Reflecting consistency on climate diplomacy between successive governments, Union environments, forests and climate change minister Prakash Javadekar pitched ‘poverty eradication’ as the over-riding aim of the Sustainable Development Goals that the UN has to fix by 2015.
Javadekar was speaking at the ministerial plenary of the United Nations Environment Assembly in Nairobi on Thursday.
In 2012, the UN member countries decided to establish global Sustainable Development Goals (SDG) by 2015 as an upgrade of the Millenium Development Goals with three key pillars – economic, social and environmental concerns – being addressed. Negotiations are currently underway between the UN member countries to set these targets. Since 2012 the developed countries have pushed hard to integrate environmental targets emphatically in the goals and the developing countries have come together to demand a more balanced approach with poverty eradication and development being as central pillars.
Javadekar’s speech in Nairobi, made it unequivocally clear that the NDA government would only push further along the lines that the UPA government had earlier taken in these negotiations.
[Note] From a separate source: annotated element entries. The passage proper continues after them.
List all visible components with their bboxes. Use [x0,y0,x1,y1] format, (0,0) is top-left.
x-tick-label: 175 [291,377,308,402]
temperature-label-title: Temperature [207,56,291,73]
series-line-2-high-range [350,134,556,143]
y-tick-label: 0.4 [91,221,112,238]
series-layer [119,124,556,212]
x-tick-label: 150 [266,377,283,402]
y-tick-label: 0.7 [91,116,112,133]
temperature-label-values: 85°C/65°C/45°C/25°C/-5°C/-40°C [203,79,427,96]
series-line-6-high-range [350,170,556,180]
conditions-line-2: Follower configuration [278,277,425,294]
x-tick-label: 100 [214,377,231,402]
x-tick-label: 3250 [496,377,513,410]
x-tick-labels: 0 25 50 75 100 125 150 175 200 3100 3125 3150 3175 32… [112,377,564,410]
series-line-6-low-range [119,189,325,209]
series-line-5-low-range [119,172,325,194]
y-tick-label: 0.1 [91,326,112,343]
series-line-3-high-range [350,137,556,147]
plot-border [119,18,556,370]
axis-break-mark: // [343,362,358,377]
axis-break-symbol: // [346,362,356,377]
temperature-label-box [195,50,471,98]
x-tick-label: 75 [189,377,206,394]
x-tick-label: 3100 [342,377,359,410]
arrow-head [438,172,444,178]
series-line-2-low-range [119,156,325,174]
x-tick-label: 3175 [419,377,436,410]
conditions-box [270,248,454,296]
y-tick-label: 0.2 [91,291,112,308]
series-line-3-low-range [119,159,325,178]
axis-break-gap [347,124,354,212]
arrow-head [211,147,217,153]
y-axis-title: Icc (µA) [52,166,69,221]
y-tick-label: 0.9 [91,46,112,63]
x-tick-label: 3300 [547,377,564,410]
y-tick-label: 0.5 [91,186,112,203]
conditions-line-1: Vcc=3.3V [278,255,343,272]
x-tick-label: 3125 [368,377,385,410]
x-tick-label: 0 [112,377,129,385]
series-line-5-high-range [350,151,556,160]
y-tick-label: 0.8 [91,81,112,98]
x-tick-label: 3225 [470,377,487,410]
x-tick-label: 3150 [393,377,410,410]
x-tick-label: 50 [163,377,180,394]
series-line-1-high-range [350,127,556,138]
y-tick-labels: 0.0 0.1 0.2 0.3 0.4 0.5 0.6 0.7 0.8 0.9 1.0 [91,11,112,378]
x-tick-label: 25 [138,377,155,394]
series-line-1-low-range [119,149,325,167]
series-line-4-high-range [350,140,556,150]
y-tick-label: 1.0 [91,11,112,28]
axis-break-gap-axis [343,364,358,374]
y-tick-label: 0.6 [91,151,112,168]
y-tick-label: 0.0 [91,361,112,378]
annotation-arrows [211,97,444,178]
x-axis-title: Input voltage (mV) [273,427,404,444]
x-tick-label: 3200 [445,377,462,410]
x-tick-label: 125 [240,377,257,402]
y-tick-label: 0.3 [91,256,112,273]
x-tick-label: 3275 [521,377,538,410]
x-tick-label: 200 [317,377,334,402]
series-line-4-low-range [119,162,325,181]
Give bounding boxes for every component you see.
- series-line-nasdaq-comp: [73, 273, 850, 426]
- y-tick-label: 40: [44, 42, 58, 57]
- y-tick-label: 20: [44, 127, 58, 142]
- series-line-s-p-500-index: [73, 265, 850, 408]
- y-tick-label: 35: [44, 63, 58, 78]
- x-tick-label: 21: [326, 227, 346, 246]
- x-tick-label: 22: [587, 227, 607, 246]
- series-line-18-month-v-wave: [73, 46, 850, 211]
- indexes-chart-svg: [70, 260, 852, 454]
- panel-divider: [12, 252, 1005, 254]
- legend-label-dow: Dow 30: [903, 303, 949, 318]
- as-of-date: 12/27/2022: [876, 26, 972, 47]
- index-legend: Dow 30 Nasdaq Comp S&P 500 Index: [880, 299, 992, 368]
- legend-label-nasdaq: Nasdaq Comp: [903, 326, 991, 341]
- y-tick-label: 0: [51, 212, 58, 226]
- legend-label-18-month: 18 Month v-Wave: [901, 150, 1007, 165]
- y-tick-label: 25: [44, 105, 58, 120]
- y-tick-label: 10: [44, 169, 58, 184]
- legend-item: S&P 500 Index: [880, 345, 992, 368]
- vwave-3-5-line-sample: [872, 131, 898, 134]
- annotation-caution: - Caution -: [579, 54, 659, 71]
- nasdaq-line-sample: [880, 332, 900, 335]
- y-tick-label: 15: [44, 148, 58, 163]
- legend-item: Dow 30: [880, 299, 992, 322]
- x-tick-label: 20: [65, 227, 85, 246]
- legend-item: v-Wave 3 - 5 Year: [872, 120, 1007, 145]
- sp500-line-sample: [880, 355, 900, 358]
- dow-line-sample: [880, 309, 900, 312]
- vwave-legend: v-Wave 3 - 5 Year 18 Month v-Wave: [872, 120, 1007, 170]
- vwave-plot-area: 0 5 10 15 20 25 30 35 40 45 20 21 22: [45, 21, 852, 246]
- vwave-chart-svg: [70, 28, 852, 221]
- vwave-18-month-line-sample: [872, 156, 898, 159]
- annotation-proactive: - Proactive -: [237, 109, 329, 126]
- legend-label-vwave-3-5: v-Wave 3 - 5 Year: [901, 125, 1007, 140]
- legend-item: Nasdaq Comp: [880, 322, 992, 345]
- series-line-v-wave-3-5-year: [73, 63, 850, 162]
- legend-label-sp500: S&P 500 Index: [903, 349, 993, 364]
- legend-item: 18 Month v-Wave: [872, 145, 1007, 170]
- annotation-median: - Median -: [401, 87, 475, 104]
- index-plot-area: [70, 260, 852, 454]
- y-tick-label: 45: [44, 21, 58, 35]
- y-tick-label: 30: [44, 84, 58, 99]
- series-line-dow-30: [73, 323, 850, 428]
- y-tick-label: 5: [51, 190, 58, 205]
“Poverty eradication…must remain the central and overarching objective of the SDGs and the post-2015 development agenda,” Javadekar said.
“The SDGs and the Post-2015 Development Agenda must be universal in nature and cannot remain a series of policy prescriptions from the North to the South unlike the MDGs,” he added emphasising that the principle of equity and common but differentiated responsibilities would dictate the goals.
Countering the building pressure from developed economies, he said, “While the social and environmental pillars tend to gain prominence, it is important to underscore that the economic pillar is the foundation of sustainable development and must be adequately addressed and elaborated.”
Taking the battle in to the developed countries he added, “The central importance of sustainable production and consumption cannot be overemphasized. There is sheer inequity in consumption of world’s resources.” The developed countries have opposed setting a separate goal on this count which would push the rich nations to bring their consumption levels to sustainable levels.
He also asked that the $100 billion Green Fund (which is to come about by 2020 through contributions of the developed countries) should be used to buy out costly IPRs of green technologies to provide these free to poor nations.
Javedakar also demanded that the ministerial declaration at the Nairobi meet should be only a summary of proceedings (which works more as advisory and carry no legal weight) rather than another negotiated document that pre-judges the actual negotiations underway on SDGs in New York between countries.
Showing yet again that India was coordinating closely with other developing countries including China on environmental negotiations, Javadekar said he backed the G77 & China submission to include a stand-alone goal on means of implementation (finance and technology from the developed world) in the final outcome of the SDG talks.